I have a friend that lives below you in AL and every time he comes out west he requests that we smoke Tri Tip!

The London broil I do the same way I do my tri tip. I go as low as I can 180°-200° until the roast hits 125°-130° then I sear it off on a hot grill. Just like tri tip I keep the seasonings simple (Salt Pepper Garlic Chipotle) and if I marinade its normally just Worcestershire. Just like tri tip you want to slice it against the grain. Cherry or a 50/50 mix of Cherry and Pecan are my favorite woods.


----------



## jcollins (Jul 17, 2015)

dirtsailor2003 said:


> I have a friend that lives below you in AL and every time he comes out west he requests that we smoke Tri Tip!
> 
> The London broil I do the same way I do my tri tip. I go as low as I can 180°-200° until the roast hits 125°-130° then I sear it off on a hot grill. Just like tri tip I keep the seasonings simple (Salt Pepper Garlic Chipotle) and if I marinade its normally just Worcestershire. Just like tri tip you want to slice it against the grain. Cherry or a 50/50 mix of Cherry and Pecan are my favorite woods.

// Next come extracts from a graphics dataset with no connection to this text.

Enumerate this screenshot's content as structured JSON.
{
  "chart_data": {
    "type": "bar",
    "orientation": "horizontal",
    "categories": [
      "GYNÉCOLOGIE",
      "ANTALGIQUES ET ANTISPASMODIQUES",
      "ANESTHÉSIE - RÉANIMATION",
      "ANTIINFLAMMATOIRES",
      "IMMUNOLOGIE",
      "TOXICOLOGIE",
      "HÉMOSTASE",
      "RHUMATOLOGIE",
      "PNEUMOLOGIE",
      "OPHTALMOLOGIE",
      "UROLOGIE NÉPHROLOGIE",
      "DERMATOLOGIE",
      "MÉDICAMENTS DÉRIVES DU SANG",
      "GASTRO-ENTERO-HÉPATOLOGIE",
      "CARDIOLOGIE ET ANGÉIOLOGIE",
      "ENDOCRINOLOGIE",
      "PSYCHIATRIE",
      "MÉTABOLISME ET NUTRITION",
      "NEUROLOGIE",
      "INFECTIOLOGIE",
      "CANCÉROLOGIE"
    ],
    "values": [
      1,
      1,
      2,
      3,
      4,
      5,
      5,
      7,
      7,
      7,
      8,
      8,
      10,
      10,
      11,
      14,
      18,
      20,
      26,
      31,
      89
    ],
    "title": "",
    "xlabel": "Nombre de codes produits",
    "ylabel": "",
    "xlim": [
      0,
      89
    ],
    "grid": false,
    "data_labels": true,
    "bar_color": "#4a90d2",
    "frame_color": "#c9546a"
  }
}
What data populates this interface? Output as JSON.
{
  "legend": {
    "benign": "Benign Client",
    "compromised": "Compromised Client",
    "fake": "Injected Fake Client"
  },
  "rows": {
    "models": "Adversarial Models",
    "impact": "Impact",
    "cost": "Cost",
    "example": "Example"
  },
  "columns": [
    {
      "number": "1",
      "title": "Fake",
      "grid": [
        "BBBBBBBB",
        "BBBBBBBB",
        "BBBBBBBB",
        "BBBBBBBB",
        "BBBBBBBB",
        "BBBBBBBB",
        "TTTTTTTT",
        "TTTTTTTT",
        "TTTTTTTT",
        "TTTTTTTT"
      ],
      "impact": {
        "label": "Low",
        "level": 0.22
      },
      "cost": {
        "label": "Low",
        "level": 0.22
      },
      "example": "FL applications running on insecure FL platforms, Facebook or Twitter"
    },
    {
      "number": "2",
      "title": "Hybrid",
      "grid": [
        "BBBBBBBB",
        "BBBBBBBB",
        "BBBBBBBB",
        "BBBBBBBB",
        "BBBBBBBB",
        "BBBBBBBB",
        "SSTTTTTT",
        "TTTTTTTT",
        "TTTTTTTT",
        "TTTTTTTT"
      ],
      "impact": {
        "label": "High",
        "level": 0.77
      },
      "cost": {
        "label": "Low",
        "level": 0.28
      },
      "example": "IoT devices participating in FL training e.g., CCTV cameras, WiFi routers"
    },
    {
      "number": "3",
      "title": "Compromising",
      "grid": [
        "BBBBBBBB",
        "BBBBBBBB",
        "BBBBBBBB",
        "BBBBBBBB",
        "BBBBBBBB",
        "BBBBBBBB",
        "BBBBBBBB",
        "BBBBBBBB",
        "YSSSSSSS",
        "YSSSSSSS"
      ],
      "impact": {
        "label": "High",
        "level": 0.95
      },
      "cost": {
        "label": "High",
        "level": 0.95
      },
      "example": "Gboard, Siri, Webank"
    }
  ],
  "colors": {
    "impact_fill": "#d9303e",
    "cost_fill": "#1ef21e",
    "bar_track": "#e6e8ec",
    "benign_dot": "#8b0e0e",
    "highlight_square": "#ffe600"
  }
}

I can definitely understand why your friend requests it... i love it and only had it a handful of times and before i joined this site i had no idea it even existed.... 

i greatly appreciate the tips, although i have never used cherry or pecan  (mostly because its not usually available) but i will definitely give it a shot the next time i can get a hold of it.


----------



## dirtsailor2003 (Jul 17, 2015)

jcollins said:


> I can definitely understand why your friend requests it... i love it and only had it a handful of times and before i joined this site i had no idea it even existed....
> 
> i greatly appreciate the tips, although i have never used cherry or pecan  (mostly because its not usually available) but i will definitely give it a shot the next time i can get a hold of it.

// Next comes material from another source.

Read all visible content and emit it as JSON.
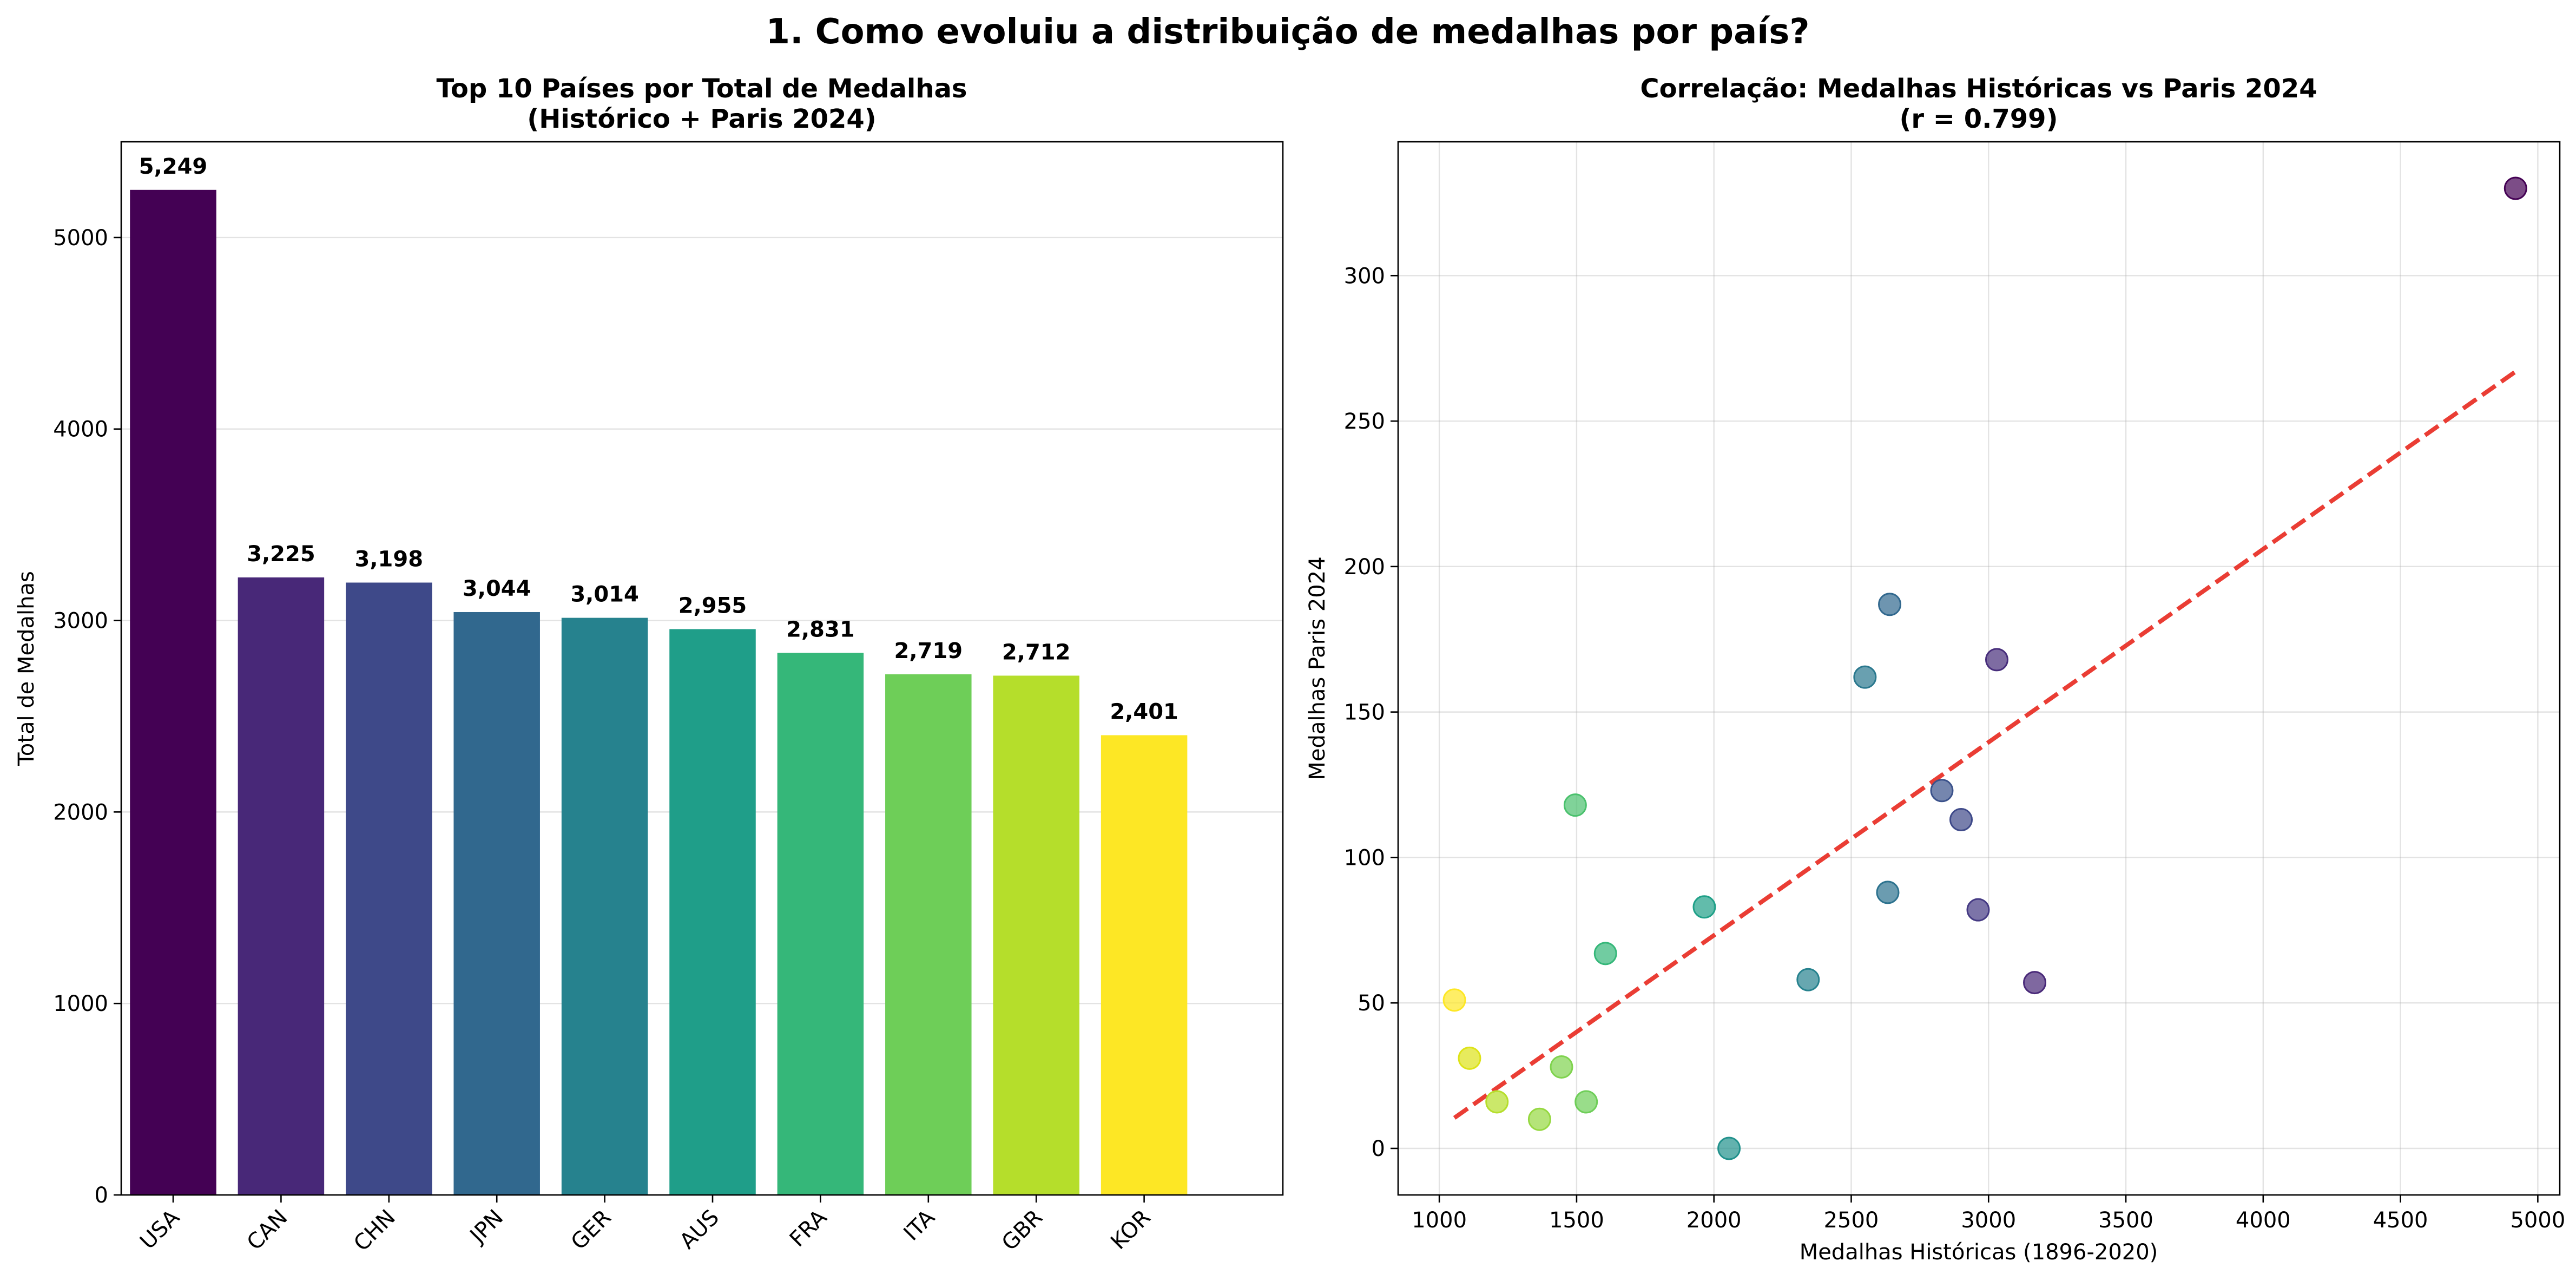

Give this a try. probably the best online source for getting wood you cant get locally. Im pretty lucky as I have several places, Home Depot being one that carry a good selection of wood.

http://www.fruitawoodchunks.com/


----------



## jcollins (Jul 17, 2015)

I have a few stores around like a couple of lowes a home depot bass pro and such but they mostly carry chips and they dont work too well on a WSM i have found.....


----------



## floridasteve (Nov 24, 2015)

dirtsailor2003 said:


> Here's the recipe for the teriyaki. This is for 5 pounds. I actually had six. I kept all the ingredients the same except I adjusted the cure amount.I didn't  have any scallions or green onions so left those out.
> 
> Teriyaki jerky
> INGREDIENTS
> ...



Did you add any water?


----------



## dirtsailor2003 (Nov 24, 2015)

FloridaSteve said:


> Did you add any water?



Nope. The soy and worchestshire are enough liquid. I do mix the cure one in the liquid before adding it to the rest.


----------



## floridasteve (Nov 24, 2015)

Thanks, DS!


----------